Is Google Doing A Hatchet Job On Your Dynamic URL’s?

September 24, 2008

There’s a buzz around just now about new advice from Google suggesting you shouldn’t bother rewriting dynamic URL’s to look like static URL’s. Some SEO people are suggesting that having a people-friendly URL is more likely to get you a click from the serps than if people see a long dynamic URL. Also, some people link to you using your URL as the anchor text. Much prettier, and more likely to help boost rankings if you’ve got a real page name in there.

However, that’s not the thrust of this.
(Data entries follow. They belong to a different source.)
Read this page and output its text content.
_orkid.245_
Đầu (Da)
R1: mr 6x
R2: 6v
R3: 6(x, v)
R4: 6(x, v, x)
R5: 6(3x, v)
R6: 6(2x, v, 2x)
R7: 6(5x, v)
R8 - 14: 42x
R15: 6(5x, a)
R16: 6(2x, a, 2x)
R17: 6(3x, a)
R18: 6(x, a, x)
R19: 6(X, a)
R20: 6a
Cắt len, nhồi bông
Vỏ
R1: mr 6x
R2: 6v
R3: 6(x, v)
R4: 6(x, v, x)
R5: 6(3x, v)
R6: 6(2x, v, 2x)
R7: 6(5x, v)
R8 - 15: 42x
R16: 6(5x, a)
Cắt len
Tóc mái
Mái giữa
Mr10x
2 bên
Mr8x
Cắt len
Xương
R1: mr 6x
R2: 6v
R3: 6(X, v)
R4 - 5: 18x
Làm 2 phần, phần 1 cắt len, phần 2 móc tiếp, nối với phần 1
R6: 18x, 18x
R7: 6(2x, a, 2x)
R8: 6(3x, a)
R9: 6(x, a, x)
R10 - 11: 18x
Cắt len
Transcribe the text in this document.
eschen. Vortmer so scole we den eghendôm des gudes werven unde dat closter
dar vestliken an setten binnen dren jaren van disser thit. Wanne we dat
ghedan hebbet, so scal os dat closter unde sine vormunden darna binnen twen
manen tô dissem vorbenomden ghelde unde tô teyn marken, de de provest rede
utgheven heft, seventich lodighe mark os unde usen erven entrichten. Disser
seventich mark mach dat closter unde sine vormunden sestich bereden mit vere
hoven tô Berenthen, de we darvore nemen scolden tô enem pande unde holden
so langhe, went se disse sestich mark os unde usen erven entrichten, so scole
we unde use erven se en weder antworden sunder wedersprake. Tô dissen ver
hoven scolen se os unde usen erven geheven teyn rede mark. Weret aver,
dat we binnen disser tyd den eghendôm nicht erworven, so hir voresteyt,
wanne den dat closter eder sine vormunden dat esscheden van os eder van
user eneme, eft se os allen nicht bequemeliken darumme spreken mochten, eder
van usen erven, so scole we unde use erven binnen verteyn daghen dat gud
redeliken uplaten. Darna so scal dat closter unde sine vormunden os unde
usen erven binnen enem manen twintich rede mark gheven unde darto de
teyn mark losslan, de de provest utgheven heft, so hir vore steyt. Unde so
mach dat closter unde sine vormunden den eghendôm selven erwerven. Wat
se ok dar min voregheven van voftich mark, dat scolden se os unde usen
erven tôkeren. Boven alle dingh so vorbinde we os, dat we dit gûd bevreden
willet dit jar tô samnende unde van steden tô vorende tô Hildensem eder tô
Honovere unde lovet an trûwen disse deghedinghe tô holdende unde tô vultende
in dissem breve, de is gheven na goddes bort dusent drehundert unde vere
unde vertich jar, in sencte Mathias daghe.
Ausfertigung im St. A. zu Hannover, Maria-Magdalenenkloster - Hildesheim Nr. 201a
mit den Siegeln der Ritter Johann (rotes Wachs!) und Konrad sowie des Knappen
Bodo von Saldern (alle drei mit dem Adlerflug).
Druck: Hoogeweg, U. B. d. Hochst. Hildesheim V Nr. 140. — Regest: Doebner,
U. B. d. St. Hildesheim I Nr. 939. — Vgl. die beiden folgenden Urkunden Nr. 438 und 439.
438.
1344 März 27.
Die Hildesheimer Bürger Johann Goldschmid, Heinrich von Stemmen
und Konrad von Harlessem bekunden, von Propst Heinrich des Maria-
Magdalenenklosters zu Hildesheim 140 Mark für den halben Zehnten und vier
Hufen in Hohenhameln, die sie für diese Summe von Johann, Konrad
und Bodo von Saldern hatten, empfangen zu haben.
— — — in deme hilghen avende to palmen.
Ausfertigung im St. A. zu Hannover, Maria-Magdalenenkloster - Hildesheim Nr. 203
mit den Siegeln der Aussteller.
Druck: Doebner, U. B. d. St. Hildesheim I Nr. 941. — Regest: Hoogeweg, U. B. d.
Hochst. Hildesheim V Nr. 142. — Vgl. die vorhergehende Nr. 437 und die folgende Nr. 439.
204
Google state that they are best placed to work out how to remove unnecessary arguments in the URL such as the Session ID. They go on to suggest that if you do a bad URL rewrite that includes a session ID in a static URL-style format then you’re only setting yourself up for problems e.g. duplicate content penalties (not that they’d admit there is such a thing).

In the example they give they suggest that in a dynamic URL, Google will strip out things like session ID’s and search queries that have been included in the URL and display what’s left.

What’s to stop them stripping out other arguments that they deem irrelevant but are critical to the display, tracking or content shown on your website?

Can you trust them to get this right? Or maybe we’re all better off ensuring we mod_rewrite our dynamic URL’s.